What's Beneficial About Broccoli and Cauliflower?
Broccoli, cauliflower and other cruciferous vegetables can provide you with cholesterol-lowering benefits. They are especially helpful if cooked by steaming. The fiber-related components in vegetables do a better job of binding together with bile acids in your digestive tract when they've been steamed. When this binding process takes place, it's easier for bile acids to be excreted and the result is a lowering of your cholesterol levels. Raw vegetables have cholesterol-lowering effects but not quite as much. It is important not to over steam (5 minutes) or over cook vegetables to where they are mushy, as you lose much of the value and taste.
The cruciferous vegetables have a strong, positive impact on the body's detoxification system. Researchers continue to identify key reasons for this detox benefit.

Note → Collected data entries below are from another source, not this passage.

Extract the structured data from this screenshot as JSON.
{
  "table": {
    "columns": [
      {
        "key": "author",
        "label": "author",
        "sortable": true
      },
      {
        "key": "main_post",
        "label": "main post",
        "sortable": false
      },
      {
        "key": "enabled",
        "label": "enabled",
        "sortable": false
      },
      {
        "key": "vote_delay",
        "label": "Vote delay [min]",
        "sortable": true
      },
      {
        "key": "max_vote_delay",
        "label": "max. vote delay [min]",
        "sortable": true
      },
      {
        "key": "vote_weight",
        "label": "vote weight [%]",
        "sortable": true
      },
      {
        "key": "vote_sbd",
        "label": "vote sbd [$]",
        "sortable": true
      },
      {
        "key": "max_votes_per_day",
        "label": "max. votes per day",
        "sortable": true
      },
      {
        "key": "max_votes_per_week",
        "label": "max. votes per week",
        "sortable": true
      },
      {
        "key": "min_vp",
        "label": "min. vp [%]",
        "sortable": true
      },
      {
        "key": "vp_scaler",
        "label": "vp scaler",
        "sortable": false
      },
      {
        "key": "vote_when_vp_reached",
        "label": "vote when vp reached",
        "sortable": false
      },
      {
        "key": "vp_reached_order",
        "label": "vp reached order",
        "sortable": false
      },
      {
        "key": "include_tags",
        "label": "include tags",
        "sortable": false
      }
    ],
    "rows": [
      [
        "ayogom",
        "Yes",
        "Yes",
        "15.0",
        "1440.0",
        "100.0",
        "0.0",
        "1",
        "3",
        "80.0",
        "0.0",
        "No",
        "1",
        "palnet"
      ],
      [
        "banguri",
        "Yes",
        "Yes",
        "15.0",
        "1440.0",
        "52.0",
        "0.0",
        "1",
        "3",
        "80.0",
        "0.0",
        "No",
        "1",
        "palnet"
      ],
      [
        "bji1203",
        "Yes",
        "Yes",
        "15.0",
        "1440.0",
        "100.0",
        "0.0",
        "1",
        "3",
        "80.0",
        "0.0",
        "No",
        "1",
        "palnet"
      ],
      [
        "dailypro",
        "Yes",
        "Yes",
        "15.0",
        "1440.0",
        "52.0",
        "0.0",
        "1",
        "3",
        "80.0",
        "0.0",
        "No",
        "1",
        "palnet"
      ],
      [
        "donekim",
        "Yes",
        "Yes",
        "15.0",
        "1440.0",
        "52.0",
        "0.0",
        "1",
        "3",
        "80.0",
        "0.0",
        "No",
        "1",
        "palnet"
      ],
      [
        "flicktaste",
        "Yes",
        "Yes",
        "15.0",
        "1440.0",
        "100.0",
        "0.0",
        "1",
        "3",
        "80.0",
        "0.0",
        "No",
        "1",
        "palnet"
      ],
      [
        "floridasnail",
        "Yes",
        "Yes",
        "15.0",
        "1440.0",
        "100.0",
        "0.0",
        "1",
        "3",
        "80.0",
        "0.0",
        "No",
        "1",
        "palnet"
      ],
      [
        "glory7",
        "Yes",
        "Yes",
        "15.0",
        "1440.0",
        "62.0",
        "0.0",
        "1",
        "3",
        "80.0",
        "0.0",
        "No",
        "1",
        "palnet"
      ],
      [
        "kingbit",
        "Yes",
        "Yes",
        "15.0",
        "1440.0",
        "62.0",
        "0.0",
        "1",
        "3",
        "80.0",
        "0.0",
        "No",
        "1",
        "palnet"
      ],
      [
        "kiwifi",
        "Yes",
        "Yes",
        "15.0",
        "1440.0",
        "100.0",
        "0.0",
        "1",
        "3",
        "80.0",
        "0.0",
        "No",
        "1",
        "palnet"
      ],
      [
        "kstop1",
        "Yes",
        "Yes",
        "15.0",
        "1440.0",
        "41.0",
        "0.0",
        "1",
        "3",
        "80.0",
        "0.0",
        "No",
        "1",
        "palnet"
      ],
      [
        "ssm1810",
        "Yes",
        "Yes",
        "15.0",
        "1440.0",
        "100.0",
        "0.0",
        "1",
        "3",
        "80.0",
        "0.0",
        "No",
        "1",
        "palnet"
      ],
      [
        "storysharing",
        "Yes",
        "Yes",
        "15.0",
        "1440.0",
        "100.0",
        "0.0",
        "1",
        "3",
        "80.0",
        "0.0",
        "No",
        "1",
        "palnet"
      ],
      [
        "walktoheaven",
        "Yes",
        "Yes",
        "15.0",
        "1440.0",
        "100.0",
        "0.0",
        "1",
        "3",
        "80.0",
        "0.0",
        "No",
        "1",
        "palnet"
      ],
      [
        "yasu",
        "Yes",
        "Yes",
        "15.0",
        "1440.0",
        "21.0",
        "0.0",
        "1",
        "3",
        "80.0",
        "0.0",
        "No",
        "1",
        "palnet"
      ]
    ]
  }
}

Glucoraphanin, gluconasturtiian and glucobrassicin are 3 glucosinolate phytonutrients found in special combinations of these vegetables. This dynamic trio is able to support all steps in the body's detox process, including activation, neutralization, and elimination of unwanted contaminants. Isothiocyanates (ITCs) are the detox-regulating molecules made from glucosinolates. Research shows they help control the detox process at a genetic level.
We continue to read that vitamin D deficiency is almost epidemic. A large amount of any nutrient supplemented can create an imbalance in other nutrients. Cruciferous vegetables supply vitamin K and vitamin A, which helps keep our vitamin D metabolism in balance. Broccoli has an unusually strong combination of both vitamin A, in the form of beta-carotene and vitamin K.
Broccoli is also particularly rich source of a flavonoid called kaempferol. Recent research has shown the ability of kaempferol to lessen the impact of allergy-related substances on our body. Kaempferol helps to yield an anti-inflammatory benefit. Cruciferous vegetables can be included in most hypoallergenic diets.